Porta de Vidro
Seis horas da manhã na pacata Miguel Pereira. Enquanto grande parte dos cerca de 25 mil moradores da cidade do interior Fluminense ainda dormem, Antônio Carlos de Souza, 56, já está de pé para pegar duas conduções para o trabalho em Queimados, na Baixada Fluminense. São cerca de 60km de distância: 40 minutos de ônibus que desce a serra até Japeri e mais 25 minutos de trem até chegar à prefeitura onde trabalha.
A rotina pesada e o cansaço deixam marcas no corpo de Antônio Carlos, entretanto, nada se compara às marcas que ele carrega do preconceito. A pele negra já o fez diversas vezes vítima de distinção. Tonico, como é carinhosamente chamado pelos mais próximos, conta que no transporte para o trabalho foi corriqueiramente alvo de revistas agressivas dos policiais que faziam Blitz, padrão que segundo ele não se repete a todos os passageiros.
- Quase sempre que a polícia parava o ônibus vinham me revistar. Não acho isso errado, pelo contrário, mas o que me intriga era quando estava acompanhado de amigos brancos, por exemplo. A polícia vinha até nós, mas apenas eu era abordado. As pessoas que andavam comigo podiam estar portando algo ilícito e eram raras as vezes que também eram revistados. Depois de certo tempo fazendo o trajeto fiquei mais conhecido e hoje em dia quase não me param mais.
Fora os casos explícitos de discriminação racial, Souza também carrega algumas questões internas. Ao viajar ou visitar um local público, por exemplo, ele se preocupa em analisar o ambiente. A ausência de pessoas negras em locais voltados para a classe média é sentida por ele. “É horrível quando vou a um restaurante, por exemplo, é só encontro pessoas brancas. É difícil se acostumar com isso, me sinto deslocado, desconfortável”, revela.
A segregação racial, entretanto, não é uma exclusividade do Brasil. Antonio Carlos conta que em uma viagem para a Argentina sofreu com casos de preconceito. Desde a chegada no aeroporto, na passagem pele Free Shop sob os olhares de desconfiança dos funcionários do caixa, até a estadia na capital do país, Souza viveu alguns dias conturbados em um momento que deveria ser de lazer.
- Um dia estava andando com minha esposa por Buenos Aires, passando sob alguns prédios residenciais, quando jogaram de uma varanda um saco plástico com um liquido que parecia urina. Fiquei tão assustado e chocado que no momento não tive uma reação. Gostaria de acreditar que não tenha sido verdade, que não fosse urina e eu estivesse enganado. Quase não passei por negros na Argentina.
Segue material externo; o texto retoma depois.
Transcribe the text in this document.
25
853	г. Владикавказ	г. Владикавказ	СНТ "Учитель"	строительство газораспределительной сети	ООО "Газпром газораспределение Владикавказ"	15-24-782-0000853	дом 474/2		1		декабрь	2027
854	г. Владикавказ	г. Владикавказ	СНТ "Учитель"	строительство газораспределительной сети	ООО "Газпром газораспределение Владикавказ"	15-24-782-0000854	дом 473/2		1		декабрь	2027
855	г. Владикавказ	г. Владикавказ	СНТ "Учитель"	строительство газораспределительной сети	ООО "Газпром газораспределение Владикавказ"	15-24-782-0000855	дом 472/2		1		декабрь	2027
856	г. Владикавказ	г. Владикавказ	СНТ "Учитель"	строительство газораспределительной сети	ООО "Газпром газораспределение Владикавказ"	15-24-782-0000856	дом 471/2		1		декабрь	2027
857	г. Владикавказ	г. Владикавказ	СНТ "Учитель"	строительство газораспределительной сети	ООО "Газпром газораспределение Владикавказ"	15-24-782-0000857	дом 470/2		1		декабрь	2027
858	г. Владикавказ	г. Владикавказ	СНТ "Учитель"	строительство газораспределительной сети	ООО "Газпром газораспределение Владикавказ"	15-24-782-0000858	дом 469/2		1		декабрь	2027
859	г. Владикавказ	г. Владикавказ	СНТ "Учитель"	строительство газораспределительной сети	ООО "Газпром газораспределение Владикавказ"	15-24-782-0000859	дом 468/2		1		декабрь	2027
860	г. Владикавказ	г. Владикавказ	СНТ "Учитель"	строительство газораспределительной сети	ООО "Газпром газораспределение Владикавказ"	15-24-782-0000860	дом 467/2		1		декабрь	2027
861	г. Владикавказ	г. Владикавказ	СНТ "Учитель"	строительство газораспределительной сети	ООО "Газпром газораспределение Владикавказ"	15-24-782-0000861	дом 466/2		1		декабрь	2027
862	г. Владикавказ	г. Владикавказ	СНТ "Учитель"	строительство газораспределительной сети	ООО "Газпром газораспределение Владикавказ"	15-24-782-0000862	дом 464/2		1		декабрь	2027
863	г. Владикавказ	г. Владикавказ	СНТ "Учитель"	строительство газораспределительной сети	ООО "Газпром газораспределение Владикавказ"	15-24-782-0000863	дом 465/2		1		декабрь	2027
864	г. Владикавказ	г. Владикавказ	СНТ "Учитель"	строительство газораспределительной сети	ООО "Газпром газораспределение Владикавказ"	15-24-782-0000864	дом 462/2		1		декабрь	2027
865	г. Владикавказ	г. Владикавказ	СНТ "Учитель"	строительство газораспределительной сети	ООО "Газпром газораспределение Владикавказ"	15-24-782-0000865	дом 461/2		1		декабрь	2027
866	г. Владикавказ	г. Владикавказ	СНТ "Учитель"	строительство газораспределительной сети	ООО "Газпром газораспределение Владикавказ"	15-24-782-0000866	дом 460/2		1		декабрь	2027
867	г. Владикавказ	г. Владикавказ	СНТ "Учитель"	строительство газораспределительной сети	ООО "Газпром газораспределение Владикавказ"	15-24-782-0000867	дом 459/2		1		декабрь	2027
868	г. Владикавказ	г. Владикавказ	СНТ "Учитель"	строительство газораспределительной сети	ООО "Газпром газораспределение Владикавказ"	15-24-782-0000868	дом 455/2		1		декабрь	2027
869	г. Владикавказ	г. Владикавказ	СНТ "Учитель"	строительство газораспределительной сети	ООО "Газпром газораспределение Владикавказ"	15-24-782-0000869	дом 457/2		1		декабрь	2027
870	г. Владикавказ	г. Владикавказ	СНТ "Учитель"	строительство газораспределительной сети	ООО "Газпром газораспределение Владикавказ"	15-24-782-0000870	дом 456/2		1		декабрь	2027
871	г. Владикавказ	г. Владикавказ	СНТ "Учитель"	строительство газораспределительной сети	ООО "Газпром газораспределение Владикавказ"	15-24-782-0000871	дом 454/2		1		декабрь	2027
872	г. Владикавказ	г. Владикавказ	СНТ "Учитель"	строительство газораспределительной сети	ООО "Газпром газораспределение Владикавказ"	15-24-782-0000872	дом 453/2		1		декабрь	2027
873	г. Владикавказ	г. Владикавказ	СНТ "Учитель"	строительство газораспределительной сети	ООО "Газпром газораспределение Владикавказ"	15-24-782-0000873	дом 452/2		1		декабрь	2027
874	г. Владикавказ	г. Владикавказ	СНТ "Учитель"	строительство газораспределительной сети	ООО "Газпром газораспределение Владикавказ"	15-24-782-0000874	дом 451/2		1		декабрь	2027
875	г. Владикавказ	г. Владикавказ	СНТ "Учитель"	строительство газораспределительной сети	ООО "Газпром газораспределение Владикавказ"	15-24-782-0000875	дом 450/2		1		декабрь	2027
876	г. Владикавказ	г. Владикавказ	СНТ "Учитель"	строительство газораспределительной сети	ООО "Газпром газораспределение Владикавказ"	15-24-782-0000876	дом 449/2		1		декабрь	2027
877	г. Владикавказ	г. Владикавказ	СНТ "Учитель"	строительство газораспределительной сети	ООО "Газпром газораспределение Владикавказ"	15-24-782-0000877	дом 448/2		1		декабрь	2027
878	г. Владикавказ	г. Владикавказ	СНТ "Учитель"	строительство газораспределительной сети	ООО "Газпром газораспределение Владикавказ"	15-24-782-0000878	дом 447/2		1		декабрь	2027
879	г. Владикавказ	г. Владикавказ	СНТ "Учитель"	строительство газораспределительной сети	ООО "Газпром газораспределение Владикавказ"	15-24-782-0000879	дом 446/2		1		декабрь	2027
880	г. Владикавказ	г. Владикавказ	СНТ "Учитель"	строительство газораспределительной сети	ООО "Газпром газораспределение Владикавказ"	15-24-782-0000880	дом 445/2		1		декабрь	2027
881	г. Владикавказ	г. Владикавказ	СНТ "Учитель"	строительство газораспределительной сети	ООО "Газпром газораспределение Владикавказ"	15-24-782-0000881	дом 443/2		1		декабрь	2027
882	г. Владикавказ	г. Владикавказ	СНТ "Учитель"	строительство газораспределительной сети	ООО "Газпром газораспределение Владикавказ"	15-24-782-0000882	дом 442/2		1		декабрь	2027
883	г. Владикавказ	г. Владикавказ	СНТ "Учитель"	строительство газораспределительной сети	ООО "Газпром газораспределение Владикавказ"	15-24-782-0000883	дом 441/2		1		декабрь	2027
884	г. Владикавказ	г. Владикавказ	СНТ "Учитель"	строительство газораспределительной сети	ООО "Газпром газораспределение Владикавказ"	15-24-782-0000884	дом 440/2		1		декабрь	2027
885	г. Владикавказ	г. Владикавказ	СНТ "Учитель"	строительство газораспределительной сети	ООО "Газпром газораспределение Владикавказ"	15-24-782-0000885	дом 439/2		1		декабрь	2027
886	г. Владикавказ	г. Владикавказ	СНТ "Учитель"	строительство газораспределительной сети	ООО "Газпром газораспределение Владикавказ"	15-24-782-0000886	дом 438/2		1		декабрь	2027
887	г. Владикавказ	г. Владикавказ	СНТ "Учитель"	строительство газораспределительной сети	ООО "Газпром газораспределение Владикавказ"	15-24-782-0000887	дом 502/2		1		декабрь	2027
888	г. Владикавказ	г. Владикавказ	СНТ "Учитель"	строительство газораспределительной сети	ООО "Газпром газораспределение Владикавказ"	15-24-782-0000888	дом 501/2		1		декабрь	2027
Me impressionei por ser um país da América do Sul – lembra Souza.
Mesmo trabalhando longe, Antônio Carlos não pretende se mudar da pequena cidade de Miguel Pereira. O município, que fica a 120 quilômetros do Rio de Janeiro e tem 700 metros de altitude guarda peculiaridades que vão além do clima serrano. Nascido e criado por lá, Tonico afirma que a proximidade entre os moradores independentemente da classe social é uma das características que mais o agrada na região.
A afinidade entre habitantes é um traço comum em cidades pequenas. Para Souza esse aspecto contribui para um cenário com menos preconceitos. “Aqui, muitas pessoas pertencem a uma mesma família, são próximos. E mesmo aqueles com quem não temos tanta afinidade são conhecidos de vista. Acredito que essa familiaridade entre as pessoas contribui para uma cidade com menos preconceitos. Pelo menos aqui isso não é tão latente”, garante Antônio Carlos.
Souza pensa que as características do interior não são uma regra no Brasil. Ele acredita em um futuro melhor, mesmo que sua geração não faça parte dessa realidade. “Não acredito numa mudança a curto ou médio prazo. Estamos melhorando, mas longe do ideal. Acho que podemos viver num mundo melhor. Já tenho 56 anos, talvez não faça parte dessas mudanças, mas as gerações futuras terão um cenário melhor do que o que eu vivi.”